I just looked and it has been over a month since I posted. How time flies when you are living a life!
I have a LOT to comment on and talk about, but I am not sure I can make a cogent argument this morning. I just don't feel it.
I am continually amazed at the ignorance of what appears to be the average American. I do not understand how people can be so uninformed. I am dumbfounded by the apparent lack of concern for the health and welfare of the nation. The "as long as I get mine" or "as long as we get ours" school of thought is ridiculous, and very dangerous. (a good time for a reminder of the "great lesson" - there is no government money - no federal dollars, state dollars, government grants, etc. - it is all OUR money) Winston Churchill said it well -"The best argument against democracy is a five minute conversation with an average voter."

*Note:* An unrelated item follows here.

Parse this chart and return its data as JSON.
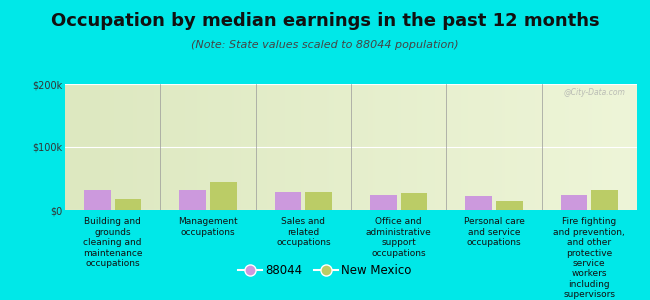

We are now approaching a time where over 50% of the people are getting some type of assistance "from the government" (re-read the above if you wonder why that is in quotes). I have written numerous posts about this subject, so do some research if you want details, at least as I see them. Thomas Jefferson said "“The democracy will cease to exist when you take away from those who are willing to work and give to those who would not." The "tax the rich" answer is untenable at best. First, who decides at what level "rich" starts. If you are unemployed, living in a cardboard box, on the street; the guy living in his car with a job cleaning toilets appears rich. If you are making $100,000 a year, are you rich? If you live in South Carolina - maybe by some measures. If you live in Manhattan, probably not. Second, at some point "the rich" cease to be so or just leave. Great Britain has had a flight of wealth that has crippled the economy there over the past thirty years or so. As they became more socialist/liberal and government programs increased, the burden on those with money became too onerous. The answer - leave. Some of that is happening at the state level in the U.S. now. California's fiscal problems should be a warning to us all. If the tax burden becomes too large, people will move to avoid it. That applies to businesses and people. (another reminder lesson - businesses don't pay taxes - their customers and/or shareholders do. You cannot "tax" a business - just people.)
In my opinion, backed by many, many others; the American voters really blew it November of 2008. There is a chance for some measure of redemption this coming November. We need to get it right. Most incumbents (of both parties) need to go. The president of the U.S. does not spend money, nor levy taxes - the Congress does. As long as we have fat cats in Washington that are doing nothing but protecting their interests, we will continue in decline. There are a few that are worth preserving. I will let you decide who that is. Most of the folks up there need to go. The 2008 elections were about "hope and change". If you really want change, get Congress rolled over. Then in two years we can roll some more.